Палатку он увидел издали. Рядом с ней поднимался еле заметный дымок; под пологом сидел Вадим и курил, глядя на речную гладь. Заслышав шум двигателя, он повернул голову, но не встал навстречу, а продолжал смотреть на приближающийся джип таким же задумчивым взглядом, с каким только что смотрел на реку.
— Привет, — Слава выпрыгнул из машины, гордо держа хлеб на вытянутой руке.
— Привет. И где же тебя хрен носил? Между прочим, уже шесть. Ты что, пек его? — говорил Вадим так обиженно, что Славе стало неловко. Он хлопнул друга по плечу и присел рядом.
— Я был у волхва. Много, оказывается, странного на свете.
— Догадываюсь, что много… ты знаешь, я так и решил, что ты поехал к нему, — игра в «обиженку» Вадиму давалась плохо — уже через минуту он повесил над тлеющими углями успевший остыть котелок с ухой и заговорил так, будто ничего и не произошло, — двенадцать штук за полчаса поймал. Все, как на подбор, окуни и плотвички сантиметров по двадцать пять. Я сам удивился своим талантам… Так что тебе рассказал волхв?

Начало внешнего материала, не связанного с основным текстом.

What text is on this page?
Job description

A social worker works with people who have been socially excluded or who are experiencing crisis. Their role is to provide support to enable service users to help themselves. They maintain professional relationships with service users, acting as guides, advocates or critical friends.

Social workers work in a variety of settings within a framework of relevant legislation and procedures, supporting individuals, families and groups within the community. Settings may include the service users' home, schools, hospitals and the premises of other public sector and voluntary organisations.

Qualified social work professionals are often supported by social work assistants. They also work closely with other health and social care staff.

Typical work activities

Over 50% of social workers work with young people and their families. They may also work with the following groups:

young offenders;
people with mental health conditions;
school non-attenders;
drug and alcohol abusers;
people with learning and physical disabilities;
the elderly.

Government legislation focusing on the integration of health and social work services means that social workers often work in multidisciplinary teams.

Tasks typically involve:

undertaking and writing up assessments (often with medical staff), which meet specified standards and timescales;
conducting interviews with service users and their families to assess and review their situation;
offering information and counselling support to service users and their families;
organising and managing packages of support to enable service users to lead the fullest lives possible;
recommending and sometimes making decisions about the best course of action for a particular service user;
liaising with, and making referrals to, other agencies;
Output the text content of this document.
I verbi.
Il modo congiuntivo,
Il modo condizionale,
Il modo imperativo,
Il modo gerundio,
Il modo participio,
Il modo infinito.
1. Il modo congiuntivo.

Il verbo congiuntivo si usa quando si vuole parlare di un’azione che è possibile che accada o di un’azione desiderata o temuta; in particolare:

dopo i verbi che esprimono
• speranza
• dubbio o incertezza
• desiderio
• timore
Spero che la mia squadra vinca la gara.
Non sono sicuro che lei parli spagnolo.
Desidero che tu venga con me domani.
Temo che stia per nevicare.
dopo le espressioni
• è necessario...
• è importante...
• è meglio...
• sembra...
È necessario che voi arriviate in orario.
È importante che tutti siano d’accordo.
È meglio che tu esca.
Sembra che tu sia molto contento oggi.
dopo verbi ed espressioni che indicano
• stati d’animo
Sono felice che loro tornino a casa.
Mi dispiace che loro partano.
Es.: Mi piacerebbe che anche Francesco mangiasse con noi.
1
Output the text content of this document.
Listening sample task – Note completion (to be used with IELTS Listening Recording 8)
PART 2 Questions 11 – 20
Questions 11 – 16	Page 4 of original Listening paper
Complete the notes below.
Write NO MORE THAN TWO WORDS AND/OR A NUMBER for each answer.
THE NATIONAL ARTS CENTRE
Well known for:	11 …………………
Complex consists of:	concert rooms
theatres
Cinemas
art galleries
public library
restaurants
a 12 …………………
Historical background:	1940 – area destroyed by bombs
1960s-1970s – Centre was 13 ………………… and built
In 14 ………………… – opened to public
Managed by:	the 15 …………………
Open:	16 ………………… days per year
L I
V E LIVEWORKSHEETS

— Волхв сегодня был не в меру разговорчивым. В частности, он поведал, что такое Арысь-поле, просветил в области язычества, и, прикинь, я кажется начинаю верить в этот его, гребаный мир. Никакой он не сумасшедший!.. А наши девочки, похоже, соприкасаются с его миром весьма тесно, только не знаю пока, в какой ипостаси. Ты извини, но я показал ему фотографию.
— Ну, и?.. — Вадим отложил нож, которым резал хлеб.
— Во-первых, его как-то сразу перекосило, а, во-вторых, он посоветовал искать черненькую. Дескать, это проще.
— Почему?
— А хрен его знает. Он так решил.
— В принципе, может, он и прав — к Игорю ведь подошла она, а если б не это, никто б вообще не знал об их существовании. А как ее искать, если мы знаем только имя, и то, если она не наврала?.. Знаем еще, что она курит и пьет пиво…
— Пока будем ждать, — Слава зачерпнул ухи, — а ты, блин, оказывается, кулинар!..
— Значит, будем ждать, — Вадим пропустил комплемент мимо ушей, — только давай больше не будем заниматься такой самодеятельностью, как сегодня.
— Ладно, — Слава протянул руку, — мир, дружба, футбол. Черт его знает, все как-то спонтанно получилось… а потом, все равно кому-то надо было здесь остаться, так ведь?
— Может, все ты сделал правильно, но, сам видишь, в какую помойку мы влезли. Здесь надо держаться друг за друга, и уж, по крайней мере, знать, кто где находится.
— Проехали, — Слава навалил себе полную миску ухи, — слушай, а картошка откуда?
— Из дома. Я ж знал, что нам тут не один день куковать.
Слава принялся за еду, а Вадим снова закурил, отвернувшись к реке.
Смеркалось. Красноватый диск солнца уже опустилось за сосны, оставив в небе розовый шлейф, а над рекой еле заметную дрожащую дымку. Это был не туман, который стелется по утрам, скрывая противоположный берег, а легкая поволока, казавшаяся залитым водой стеклом. Сразу ожили птицы, тоже утомленные дневным зноем. Оказалось, что их здесь великое множество. Одни щебетали и попискивали в кустах; другие низко носились над рекой, хватая клювами, то ли воду, то ли мелкую речную живность; третьи, наоборот, взмыли высоко в побледневшее небо и превратились в черные точки, перемещавшиеся непредсказуемыми зигзагами. Над кустами появился рой мошкары, сумбурно сновавшейся вверх-вниз по одному им видимому цилиндру. И такое вокруг царило умиротворение, будто наступил минутный перерыв в тупой, изнуряющей боли; будто тело расслабилось, боясь пошевелиться, чтоб не прервать это чудом подаренное мгновение, когда не чувствуешь ничего, и одно это уже является счастьем.
Слава вытянулся на покрывале, раскинув руки, и наблюдал за птицами.
— Вадим, — он повернул голову, — а ты хотел бы стать, к примеру, птицей?
— Почему птицей? — Вадим стоял на самой береговой кромке и внимательно смотрел на неподвижный поплавок — рыба, видимо, ушла на глубину, ленивая и полусонная.
— А кем?.. Рыбой?
— Нет, рыбой не хочу, точно, — он засмеялся, — это ты учение волхва прорабатываешь?